Esse é o terceiro desafio profissional, como nos diz José Paulo Neto (1991) se faz necessário elaborar respostas mais qualificadas do ponto de vista operativo e do ponto de vista sociopolítico para que possamos atender as demandas que hoje nos são impostas no âmbito de nossas intervenções profissionais, e para isso precisamos adquirir novos saberes e novas competências críticas.

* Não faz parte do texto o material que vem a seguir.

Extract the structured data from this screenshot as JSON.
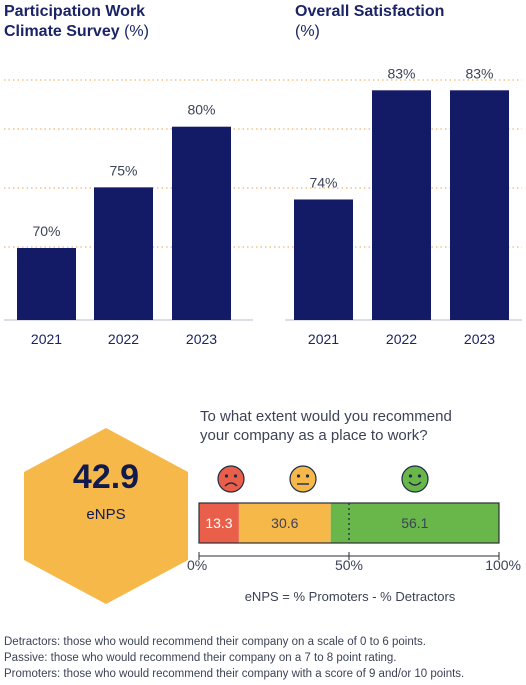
{
  "titles": {
    "participation_bold_1": "Participation Work",
    "participation_bold_2": "Climate Survey",
    "participation_unit": "(%)",
    "satisfaction_bold": "Overall Satisfaction",
    "satisfaction_unit": "(%)"
  },
  "enps": {
    "value": "42.9",
    "label": "eNPS",
    "question_line1": "To what extent would you recommend",
    "question_line2": "your company as a place to work?",
    "formula": "eNPS = % Promoters - % Detractors"
  },
  "notes": [
    "Detractors: those who would recommend their company on a scale of 0 to 6 points.",
    "Passive: those who would recommend their company on a 7 to 8 point rating.",
    "Promoters: those who would recommend their company with a score of 9 and/or 10 points."
  ],
  "colors": {
    "bar": "#131a66",
    "gridline": "#f0a24a",
    "detractor": "#ea5f4a",
    "passive": "#f7b84a",
    "promoter": "#69b74a",
    "hexagon": "#f7b84a"
  },
  "chart_data": [
    {
      "type": "bar",
      "title": "Participation Work Climate Survey (%)",
      "categories": [
        "2021",
        "2022",
        "2023"
      ],
      "values": [
        70,
        75,
        80
      ],
      "value_labels": [
        "70%",
        "75%",
        "80%"
      ],
      "grid": true
    },
    {
      "type": "bar",
      "title": "Overall Satisfaction (%)",
      "categories": [
        "2021",
        "2022",
        "2023"
      ],
      "values": [
        74,
        83,
        83
      ],
      "value_labels": [
        "74%",
        "83%",
        "83%"
      ],
      "grid": true
    },
    {
      "type": "bar",
      "orientation": "horizontal-stacked",
      "segments": [
        {
          "name": "Detractors",
          "value": 13.3,
          "label": "13.3",
          "icon": "sad-face-icon"
        },
        {
          "name": "Passive",
          "value": 30.6,
          "label": "30.6",
          "icon": "neutral-face-icon"
        },
        {
          "name": "Promoters",
          "value": 56.1,
          "label": "56.1",
          "icon": "happy-face-icon"
        }
      ],
      "axis_ticks": [
        "0%",
        "50%",
        "100%"
      ],
      "xlim": [
        0,
        100
      ]
    }
  ]
}
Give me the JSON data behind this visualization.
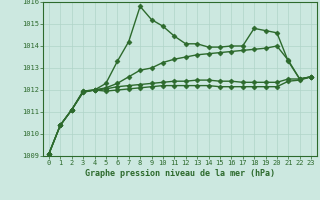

O desafio final e o de maior complexidade é o trabalho inter, multi, transdisciplinar, que apesar das diversas denominações e estudos sobre essa temática, é o mais difícil de assimilação prática. Lutar com o saber hegemônico é um dos mais calorosos desafios contemporâneos. Quanto mais buscamos a especialidade mais nos distanciamos da totalidade, porém uma não exclui a outra, é uma E outra (assim agregadas). Temos que compreender o momento da história que estamos vivendo e sermos mais propositivos que executivos, e para isso precisamos aprender a compartilhar e articular novos saberes.

O profissional que aceitar o desafio contemporâneo com família será aquele que pesquisa, pensa, analisa, reflete, decifra e desvenda uma realidade objetivamente posta, com atitude investigativa para múltiplos saberes. Iamamoto (1992).

Portanto, colocamos na ordem os desafios profissionais para o trabalho com famílias: Primeiro privilegiar o lado humano na relação com o outro; depois reconhecer-se no contexto em que vivemos e atuamos em seguida buscar abordagens novas e originais para recompor o leque de possibilidades para intervir junto às famílias e finalmente compartilhar os saberes, trabalhando em equipes interdisciplinares, com projetos multidisciplinares e com objetivos transdisciplinares.

Cléo Melo

Referências Bibliográficas
IAMAMOTO, M. (1992) Renovação e conservadorismo no Serviço Social. São Paulo: Cortez.
MELO, C.P. O Diálogo sistêmico da Família com e o Serviço Social: Do   Re(conhecimento) familiar do profissional ao referencial Sistêmico do Trabalho com Famílias, Dissertação de Mestrado, PUC/SP, 2003.
NETTO, J. P. (1990) Ditadura e Serviço Social. São Paulo: Cortez.
SOUZA,A. M. N. (1996) A família e seu espaço.Uma proposta de terapia familiar. ª edição. RJ: Agir.
WHITAKER, C. & BUMBERRY, W. M (1990) Dançando com a família. Uma abordagem simbólico-experiencial. Porto Alegre: Artes Médicas.